Early in the Battle of Bemis Heights on 7 October 1777, Fraser fell to rifle fire from Daniel Morgan's rifle brigade. Legend has it that a rifleman named Timothy Murphy was specifically ordered by Benedict Arnold to target Fraser, as he was vigorously directing and supporting his troops. He was carried to a nearby house and placed in the care of Baroness Riedesel, where he died that evening. He was reportedly buried in a nearby redoubt, but the exact location is uncertain. In her diary, the Baroness noted that he was "...buried at six o'clock in the evening, on a hill, which was a sort of redoubt."

The depiction by the artist John Graham in 1792 shows Fraser being wrapped for burial on the battlefield, surrounded by grieving officers and soldiers under his command. Also killed during the action was Francis Clerke (1748–1777), the aide-de-camp to General Burgoyne.

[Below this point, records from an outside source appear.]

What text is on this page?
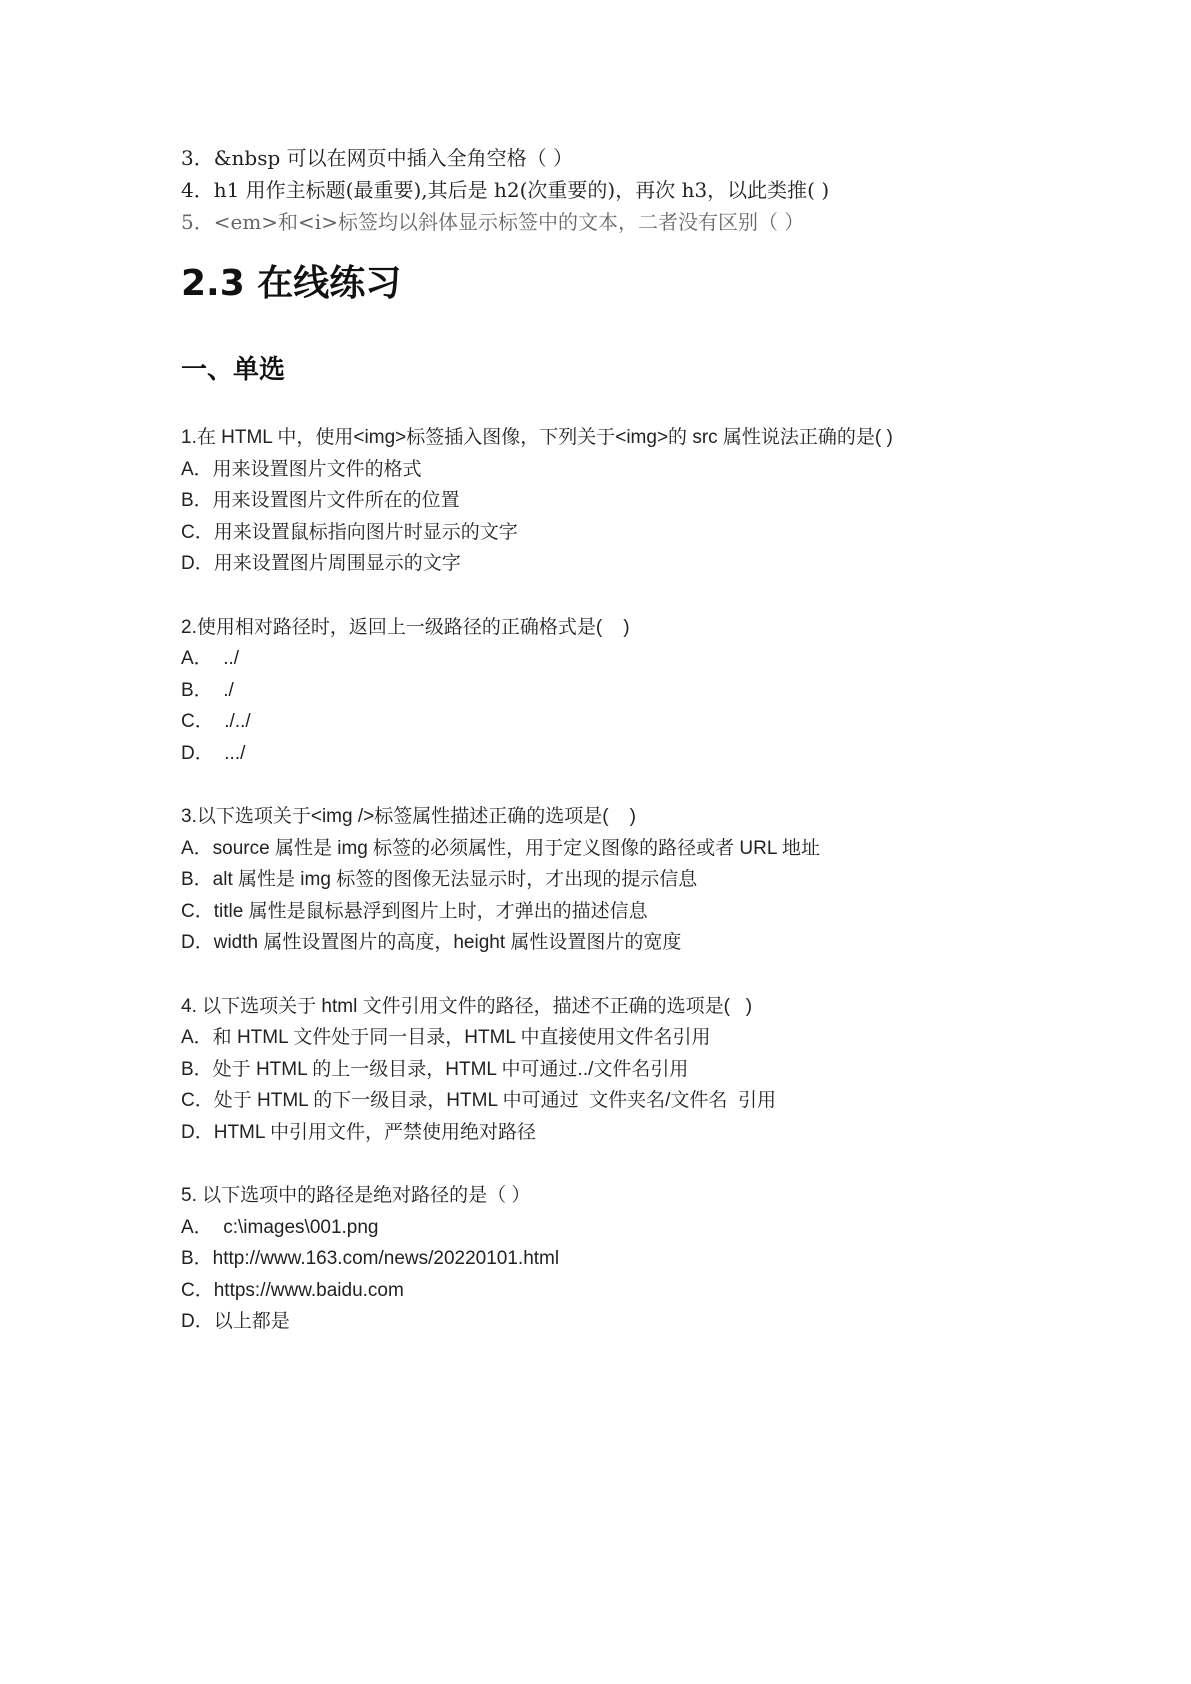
3．&nbsp 可以在网页中插入全角空格（ ）
4．h1 用作主标题(最重要),其后是 h2(次重要的)，再次 h3，以此类推( )
5．<em>和<i>标签均以斜体显示标签中的文本，二者没有区别（ ）
2.3 在线练习
一、单选
1.在 HTML 中，使用<img>标签插入图像，下列关于<img>的 src 属性说法正确的是( )
A．用来设置图片文件的格式
B．用来设置图片文件所在的位置
C．用来设置鼠标指向图片时显示的文字
D．用来设置图片周围显示的文字
2.使用相对路径时，返回上一级路径的正确格式是(    )
A．  ../
B．  ./
C．  ./../
D．  .../
3.以下选项关于<img />标签属性描述正确的选项是(    )
A．source 属性是 img 标签的必须属性，用于定义图像的路径或者 URL 地址
B．alt 属性是 img 标签的图像无法显示时，才出现的提示信息
C．title 属性是鼠标悬浮到图片上时，才弹出的描述信息
D．width 属性设置图片的高度，height 属性设置图片的宽度
4. 以下选项关于 html 文件引用文件的路径，描述不正确的选项是(   )
A．和 HTML 文件处于同一目录，HTML 中直接使用文件名引用
B．处于 HTML 的上一级目录，HTML 中可通过../文件名引用
C．处于 HTML 的下一级目录，HTML 中可通过  文件夹名/文件名  引用
D．HTML 中引用文件，严禁使用绝对路径
5. 以下选项中的路径是绝对路径的是（ ）
A．  c:\images\001.png
B．http://www.163.com/news/20220101.html
C．https://www.baidu.com
D．以上都是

Clerke was also shot and killed by Morgan's riflemen as he rode upon the field to deliver orders to Fraser from Burgoyne to fall back, orders that never reached him.

Fraser's death is noted by a memorial plaque in the Saratoga Battlefield National Park.

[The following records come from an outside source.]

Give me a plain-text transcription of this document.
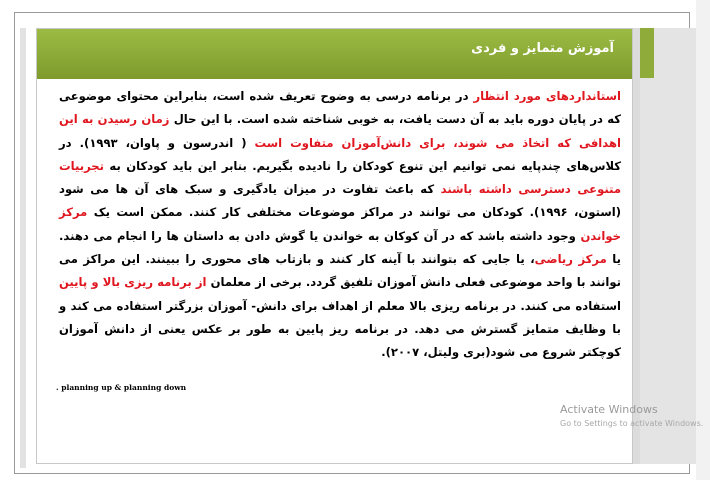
آموزش متمایز و فردی
استانداردهای مورد انتظار در برنامه درسی به وضوح تعریف شده است، بنابراین محتوای موضوعی که در پایان دوره باید به آن دست یافت، به خوبی شناخته شده است. با این حال زمان رسیدن به این اهدافی که اتخاذ می شوند، برای دانش‌آموزان متفاوت است ( اندرسون و پاوان، ۱۹۹۳). در کلاس‌های چندپایه نمی توانیم این تنوع کودکان را نادیده بگیریم. بنابر این باید کودکان به تجربیات متنوعی دسترسی داشته باشند که باعث تفاوت در میزان یادگیری و سبک های آن ها می شود (استون، ۱۹۹۶). کودکان می توانند در مراکز موضوعات مختلفی کار کنند. ممکن است یک مرکز خواندن وجود داشته باشد که در آن کوکان به خواندن یا گوش دادن به داستان ها را انجام می دهند. یا مرکز ریاضی، یا جایی که بتوانند با آینه کار کنند و بازتاب های محوری را ببینند. این مراکز می توانند با واحد موضوعی فعلی دانش آموزان تلفیق گردد. برخی از معلمان از برنامه ریزی بالا و پایین استفاده می کنند. در برنامه ریزی بالا معلم از اهداف برای دانش- آموزان بزرگتر استفاده می کند و با وظایف متمایز گسترش می دهد. در برنامه ریز پایین به طور بر عکس یعنی از دانش آموزان کوچکتر شروع می شود(بری ولیتل، ۲۰۰۷).
. planning up & planning down
Activate Windows
Go to Settings to activate Windows.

==Portrayal in historical fiction==

Fraser is a character in Diana Gabaldon's historical fiction novel An Echo in the Bone in which she portrays him as a kinsman to several of the major characters in the book, most notably Jamie Fraser, who is fighting on the side of the revolutionaries and William Ransom, Jamie's son, who is fighting for the British under Simon Fraser's command. The book diverts from the historical events when Gabaldon uses a request by Horatio Gates as an excuse for three main characters, Jamie, his wife Claire, and Jamie's nephew Ian Murray, to return to Scotland under the auspices of escorting Fraser's disinterred body back to his homeland.